Nous sommes en 1987, la ville de Mexico a subi un terrible tremblement de terre l’année précédente et en garde les séquelles. Nous n’y restons que quelques jours dans l’atmosphère ultra polluée de cette mégapole de plus de 20 millions d’habitants située à 2400 mètres d’altitude. En bus, traversant les montagnes, nous passerons par la ville de Puebla avant de nous rendre dans le premier port du Mexique: Veracruz et sa légendaire moiteur. À Villahermosa, nous louons une voiture, et à chaque fois que nous mettons la climatisation c’est une catastrophe, j’ai l’impression que nous viderons le réservoir d’essence avant d’arriver à destination. Nous optons pour le bus pour une grande partie du périple, pour finir en train de Oaxaca à Mexico City après être passés par Acapulco. Nous enchaînons les villes et les sites. Nous allons à Palenque, c’est l’un des premiers sites que nous visitons. Je suis déçu, le soleil est très haut et ne met pas du tout en valeur cette superbe architecture. Phil se régale, Max râle: « il fait trop chaud! » De mon côté j’espère d’autres lumières. Nous continuons notre progression dans le Yucatan. Campeche, Mérida, Cancun, Playa del Carmen, Tulum. À Chicèn Itza, sous un soleil de plomb défigurant les vieilles pierres assemblées dans une verticalité à rendre jaloux un fil à plomb, je craque. En haut d’une pyramide je tombe nez à nez avec deux touristes en pleine séance photos. Je ne suis pas seul sur cet étroit sommet. Je décide d’arrêter les visites archéologiques, je n’y trouve pas mon compte en termes de photographie.
Nous allons à San Christobal de Las Casas, et là, je décide de quitter la bande pour un temps. Nous sommes à peine à la moitié du voyage, je n’ai pas encore fait une image qui me plaise vraiment. Je manque de solitude. Certes, tout ce que nous voyons est magnifique, mais ce n’est pas forcément ce que je cherche. Je veux rencontrer, discuter, voir sans être guidé par un dépliant. Il y a d’autres façons de regarder. J’en ai marre d’entendre râler, et de faire la queue pour voir des vielles pierres. À chaque fois que nous arrivons sur un site, la lumière est trop haute, il n’y a presque pas d’ombre pour modeler le paysage. Les pyramides sont décorées de touristes déshydratés et les alentours sous le soleil ressemblent à une étincelante mer de bus.

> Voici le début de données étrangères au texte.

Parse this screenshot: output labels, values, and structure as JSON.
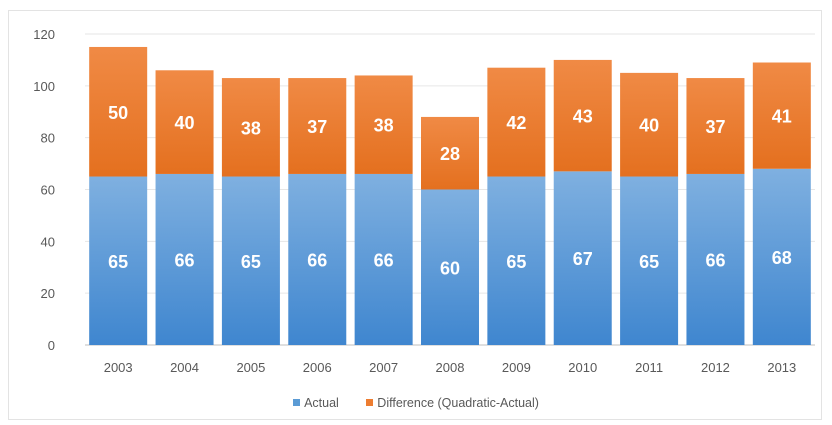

J’ai quitté mes deux compagnons de voyage, pour un temps. Je les retrouverai plus tard à Mexico. Il ne me reste qu’un seul film noir et blanc et quelques bobines Ektachrome. Il faut que je sois économe, ne pas shooter n’importe quoi. Je traîne seul dans les rues de San Christobal De Las Casas, allant sur les marchés, dans les églises, les petits cafés, je me sens plus libre d’aller à la rencontre de l’autre. En montant dans une petite rue, un homme m’interpelle par dessus le muret de son petit jardin, me demande ce que je fais là si loin du centre-ville et m’invite à entrer. Il me propose un peu d’eau et un petit tabouret. Nous discutons. Ses deux filles viennent se joindre à nous. Il me demande d’où je viens. Je lui dit que j’arrive de France, persuadé qu’il ignore où se trouve ce pays un peu lointain. Il n’en est rien, il a entendu parler des Français au moment du tremblement de terre qui a ravagé Mexico City, l’année précédente. Les pompiers de Paris avaient fait un énorme travail pour aider les victimes de cette catastrophe. Il me parle de sa femme décédée récemment, des difficultés qu’il a à élever ses deux filles maintenant qu’il est seul. Au cours de notre échange il demande à l’une de ses filles d’aller me chercher quelque chose à manger, elle revient avec une pomme. Je reste près d’une heure dans la cour de cette maison où retentissent parfois les rires des deux enfants. Avant de partir j’ai demandé à l’homme si je pouvais faire une photo. Il appele les deux fillettes. J’ai fait mon cadre, au moment où j’allais faire l’image, un chien a aboyé, une des fillettes a tourné son regard en direction de l’animal, la plus âgée me regardait fixement, l’homme a doucement baissé la tête, j’ai appuyé sur le déclencheur. je n’ai fait qu’une image. En partant j’étais ému, j’avais les larmes aux yeux. J’avais fait plus qu’une image. J’avais partagé du temps, j’avais écouté, j’avais ri avec les enfants. J’ai sorti la bobine du boîtier, bien qu’elle n’ait pas été entièrement exposée. Je l’ai cachée au fond d’une poche prévue à cet effet, cousue à l’intérieur de mon pantalon, je pouvais me faire voler mon boîtier, mais pas cet instant.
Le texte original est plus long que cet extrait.